The Open Sports Medicine Journal, 2010

Excess weight and obesity and the resulting risk factors are major contributing factors to skyrocketing health-care costs. Between 3.9 and 10.33 billion euros are spent in Germany each year on treating obesity, which can lead to serious health problems such as diabetes, hypertension, and coronary heart disease. In a study incorporating data from medical examinations of men born in 1974 routinely conducted to assess fitness for military service, the German Federal Ministry of Health found that 154 out of 1000 men were slightly to moderately overweight and 15 were severely obese [1]. The prevalence of obesity has also increased dramatically in the U.S. during the last decade. An estimated 97 million American adults are overweight or obese, making obesity the nation’s second most common cause of preventable death [2].

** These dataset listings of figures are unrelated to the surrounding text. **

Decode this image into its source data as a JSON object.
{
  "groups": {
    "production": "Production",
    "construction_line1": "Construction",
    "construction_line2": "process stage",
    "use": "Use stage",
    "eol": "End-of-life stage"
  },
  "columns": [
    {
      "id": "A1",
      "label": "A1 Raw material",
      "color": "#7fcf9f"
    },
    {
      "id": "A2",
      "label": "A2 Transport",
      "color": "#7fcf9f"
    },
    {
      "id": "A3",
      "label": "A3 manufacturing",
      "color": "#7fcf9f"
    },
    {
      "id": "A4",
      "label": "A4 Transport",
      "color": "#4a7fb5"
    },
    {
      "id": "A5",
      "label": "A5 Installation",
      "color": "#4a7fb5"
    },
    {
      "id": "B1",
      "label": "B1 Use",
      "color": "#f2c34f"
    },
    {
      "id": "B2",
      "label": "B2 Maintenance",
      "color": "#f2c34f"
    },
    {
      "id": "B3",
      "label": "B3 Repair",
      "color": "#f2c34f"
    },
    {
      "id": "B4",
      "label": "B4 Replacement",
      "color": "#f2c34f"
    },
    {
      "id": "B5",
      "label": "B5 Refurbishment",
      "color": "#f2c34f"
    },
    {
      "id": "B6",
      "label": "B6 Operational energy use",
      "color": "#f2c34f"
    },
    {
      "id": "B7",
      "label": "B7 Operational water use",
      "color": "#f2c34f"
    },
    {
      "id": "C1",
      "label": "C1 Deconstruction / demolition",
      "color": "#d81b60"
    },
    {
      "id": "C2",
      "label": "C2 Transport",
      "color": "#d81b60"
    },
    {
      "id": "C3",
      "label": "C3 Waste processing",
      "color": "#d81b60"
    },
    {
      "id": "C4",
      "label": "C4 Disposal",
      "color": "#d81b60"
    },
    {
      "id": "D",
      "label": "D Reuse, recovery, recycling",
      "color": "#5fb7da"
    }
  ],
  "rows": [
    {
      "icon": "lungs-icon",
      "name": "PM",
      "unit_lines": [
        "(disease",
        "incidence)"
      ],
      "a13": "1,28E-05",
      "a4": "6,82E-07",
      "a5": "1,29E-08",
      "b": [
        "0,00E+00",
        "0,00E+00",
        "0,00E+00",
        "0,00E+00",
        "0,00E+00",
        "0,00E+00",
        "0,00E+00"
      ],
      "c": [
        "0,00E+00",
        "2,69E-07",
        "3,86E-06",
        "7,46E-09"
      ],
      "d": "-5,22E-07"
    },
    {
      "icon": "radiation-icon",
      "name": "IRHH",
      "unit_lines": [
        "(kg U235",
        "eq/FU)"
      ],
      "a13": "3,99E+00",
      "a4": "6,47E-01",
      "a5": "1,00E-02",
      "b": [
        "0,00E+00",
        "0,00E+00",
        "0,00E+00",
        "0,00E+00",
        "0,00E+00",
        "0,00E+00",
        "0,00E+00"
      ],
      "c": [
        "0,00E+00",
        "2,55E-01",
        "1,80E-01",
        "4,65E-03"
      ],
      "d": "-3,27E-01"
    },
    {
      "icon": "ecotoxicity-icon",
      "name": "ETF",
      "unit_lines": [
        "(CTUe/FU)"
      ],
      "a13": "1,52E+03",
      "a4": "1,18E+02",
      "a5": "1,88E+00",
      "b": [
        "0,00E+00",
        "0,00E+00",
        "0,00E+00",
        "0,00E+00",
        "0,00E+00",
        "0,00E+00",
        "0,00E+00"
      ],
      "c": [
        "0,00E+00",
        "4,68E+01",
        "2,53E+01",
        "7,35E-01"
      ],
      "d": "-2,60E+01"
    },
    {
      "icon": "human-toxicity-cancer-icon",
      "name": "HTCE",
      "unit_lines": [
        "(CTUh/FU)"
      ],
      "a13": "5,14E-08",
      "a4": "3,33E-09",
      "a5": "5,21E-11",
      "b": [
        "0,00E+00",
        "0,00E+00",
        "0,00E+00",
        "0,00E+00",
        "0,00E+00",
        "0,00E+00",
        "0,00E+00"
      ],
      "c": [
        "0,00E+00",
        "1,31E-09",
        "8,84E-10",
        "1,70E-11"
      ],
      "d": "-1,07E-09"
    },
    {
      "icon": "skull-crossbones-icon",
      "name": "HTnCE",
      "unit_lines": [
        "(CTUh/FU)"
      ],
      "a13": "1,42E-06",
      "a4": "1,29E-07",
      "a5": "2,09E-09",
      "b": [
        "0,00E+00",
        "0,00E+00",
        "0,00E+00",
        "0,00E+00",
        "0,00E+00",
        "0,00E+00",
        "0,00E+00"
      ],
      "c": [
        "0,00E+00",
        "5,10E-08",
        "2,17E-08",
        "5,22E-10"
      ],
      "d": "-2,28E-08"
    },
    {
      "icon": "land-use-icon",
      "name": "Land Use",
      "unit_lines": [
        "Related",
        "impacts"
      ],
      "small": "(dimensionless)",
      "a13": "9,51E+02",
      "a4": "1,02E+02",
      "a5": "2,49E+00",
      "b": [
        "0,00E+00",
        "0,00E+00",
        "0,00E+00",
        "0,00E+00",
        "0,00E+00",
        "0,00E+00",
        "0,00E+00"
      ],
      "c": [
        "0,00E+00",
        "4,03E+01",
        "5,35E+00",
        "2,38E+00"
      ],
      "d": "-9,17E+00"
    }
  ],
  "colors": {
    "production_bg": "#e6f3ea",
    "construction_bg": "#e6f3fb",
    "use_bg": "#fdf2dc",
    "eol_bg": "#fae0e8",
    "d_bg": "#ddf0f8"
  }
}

Abstract: The objective of the following meta-analysis was to determine what kind of treatment, or combination of treatments, has the greatest effect on weight loss in overweight and obese adults.

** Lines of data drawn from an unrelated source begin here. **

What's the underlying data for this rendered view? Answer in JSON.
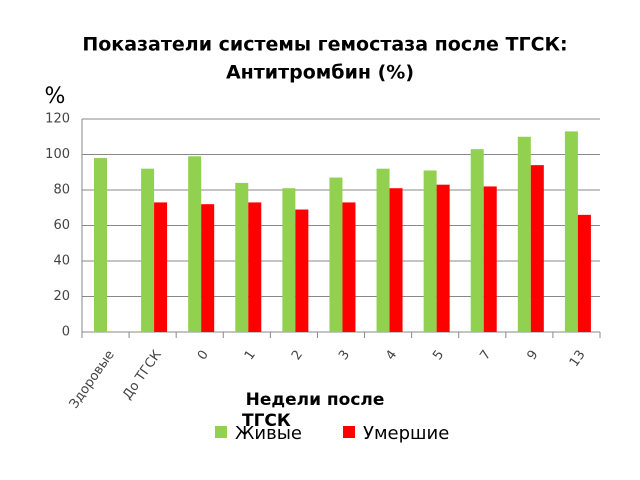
{
  "chart_data": {
    "type": "bar",
    "title": [
      "Показатели системы гемостаза после ТГСК:",
      "Антитромбин (%)"
    ],
    "y_label": "%",
    "x_label": [
      "Недели после",
      "ТГСК"
    ],
    "categories": [
      "Здоровые",
      "До ТГСК",
      "0",
      "1",
      "2",
      "3",
      "4",
      "5",
      "7",
      "9",
      "13"
    ],
    "series": [
      {
        "name": "Живые",
        "color": "#92d050",
        "values": [
          98,
          92,
          99,
          84,
          81,
          87,
          92,
          91,
          103,
          110,
          113
        ]
      },
      {
        "name": "Умершие",
        "color": "#ff0000",
        "values": [
          null,
          73,
          72,
          73,
          69,
          73,
          81,
          83,
          82,
          94,
          66
        ]
      }
    ],
    "ylim": [
      0,
      120
    ],
    "yticks": [
      0,
      20,
      40,
      60,
      80,
      100,
      120
    ],
    "grid": true,
    "legend": "bottom"
  }
}
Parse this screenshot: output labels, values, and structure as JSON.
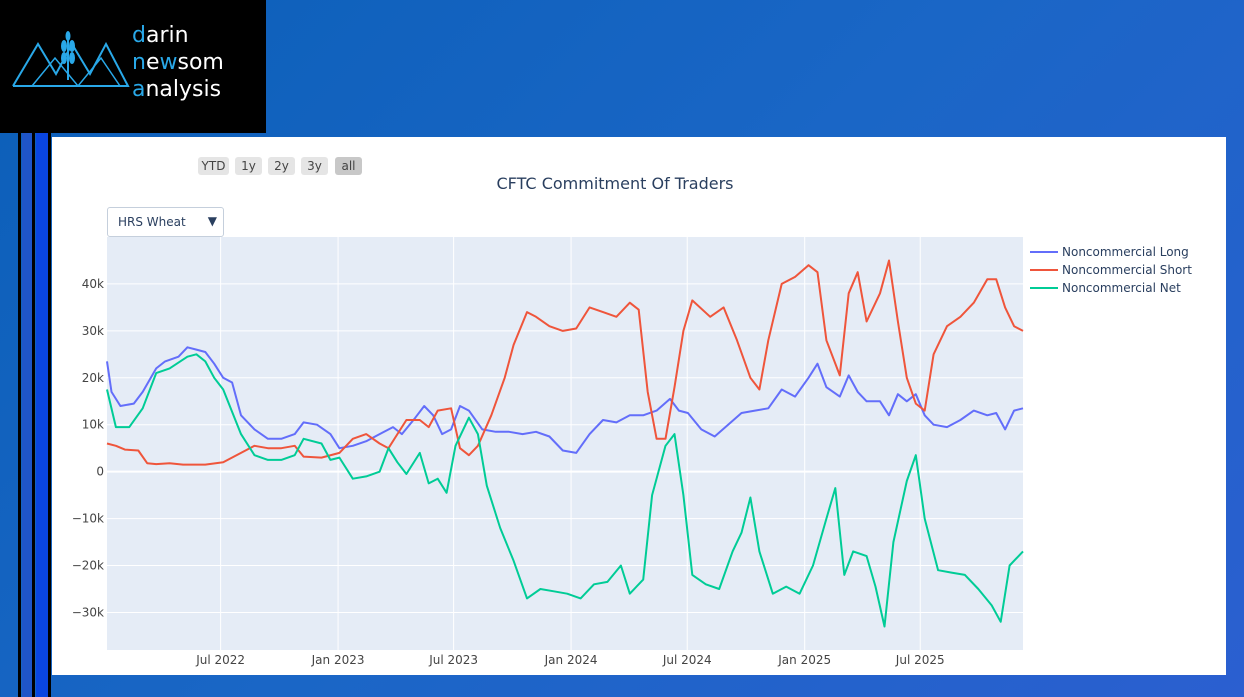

A systematic search was conducted of the available literature published between 1993 and 2006 that covered randomized controlled trials on overweight and obese subjects who underwent treatment consisting of physical exercise and/ or changes in diet. The scope of the search thus incorporated seven relevant databases. Using 6,545 key word combinations, the electronic search yielded a total of 36,869 abstracts. 13 relevant studies with a total of 826 subjects (BMI > 25; 17 - 68 years of age) met the meta-analysis criteria. The courses of treatment included “diet (d)”, “physical exercise (pe)”, “diet and physical exercise (dpe)”, and “no intervention (ni)”. The results confirmed the hypothesis that the combined intervention “dpe” had the greatest effect with regard to weight loss. The single treatments “pe” and “d” also led to weight loss, with “d” having a significantly greater effect than “pe”. The main reason for the small sample size of thirteen studies out of 36,819 was that the experimental design and/or procedures of most studies were inadequate. A common error was a failure to assign subjects randomly to the different treatment groups. The results of our meta-analysis indicate that a combination of diet and physical exercise is the best form of treatment to induce weight loss in overweight individuals in the first weeks, followed by physical exercise to maintain weight loss.